They say “doctors diagnose, but nurses save lives.” That statement couldn’t be more true for a school nurse in New Jersey, who took one look at a kindergartener’s skin and knew that something was wrong.
Nathan Campbell had just kicked off the school year when his teacher, Kathy Keller, noticed that the 6-year-old wasn’t acting like his usual self. He was extremely tired, and complained about his legs hurting. When she noticed how pale his skin was, the kindergarten teacher sent Nathan to the nurse’s office. She says she just had a gut feeling that he needed help:
“It was just something different about him. And I had worked with his sister. I had known his brother. Something was off.”

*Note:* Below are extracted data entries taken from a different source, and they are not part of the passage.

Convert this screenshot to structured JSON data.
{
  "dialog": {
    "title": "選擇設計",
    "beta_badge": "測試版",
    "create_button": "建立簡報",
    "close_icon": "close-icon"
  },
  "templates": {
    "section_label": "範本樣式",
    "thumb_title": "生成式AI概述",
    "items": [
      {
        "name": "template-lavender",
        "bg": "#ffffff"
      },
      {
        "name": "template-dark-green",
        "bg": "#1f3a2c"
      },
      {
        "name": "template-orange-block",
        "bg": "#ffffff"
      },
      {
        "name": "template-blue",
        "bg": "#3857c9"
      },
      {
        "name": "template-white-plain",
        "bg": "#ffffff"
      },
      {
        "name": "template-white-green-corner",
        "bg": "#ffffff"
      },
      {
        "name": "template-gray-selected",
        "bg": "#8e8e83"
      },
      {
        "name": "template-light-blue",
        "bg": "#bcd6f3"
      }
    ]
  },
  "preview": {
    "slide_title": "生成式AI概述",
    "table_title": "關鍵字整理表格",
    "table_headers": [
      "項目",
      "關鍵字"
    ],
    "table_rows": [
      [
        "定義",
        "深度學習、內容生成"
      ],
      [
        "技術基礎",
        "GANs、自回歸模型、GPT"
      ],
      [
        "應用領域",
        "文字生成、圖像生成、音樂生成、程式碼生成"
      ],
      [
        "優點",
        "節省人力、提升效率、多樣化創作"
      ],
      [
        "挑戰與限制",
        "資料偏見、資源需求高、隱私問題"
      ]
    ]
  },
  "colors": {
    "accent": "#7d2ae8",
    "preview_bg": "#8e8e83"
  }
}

The school nurse at Zane North Elementary is Patti Butler. “Nurse Patti” examined Nathan and was shocked by what she discovered. “Pale,” was an understatement for what she saw in his skin:
“I went behind him so the light was coming through and his skin was translucent.”
Patti says she’s only seen someone with skin similar to Nathan’s once in her whole 25 years of being a nurse, and it had her panicked. She called Nathan’s mother Nicole and relayed her concerns, begging the mother to get her son checked out.
Nicole admittedly thought Patti was overreacting, and brushed off Nathan’s pale skin as a symptom of the common cold.
Patti, who also works in the neonatal ICU at a local New Jersey hospital, knew she couldn’t give up. She continued to press Nicole, pleading with her to have Nathan’s blood tested.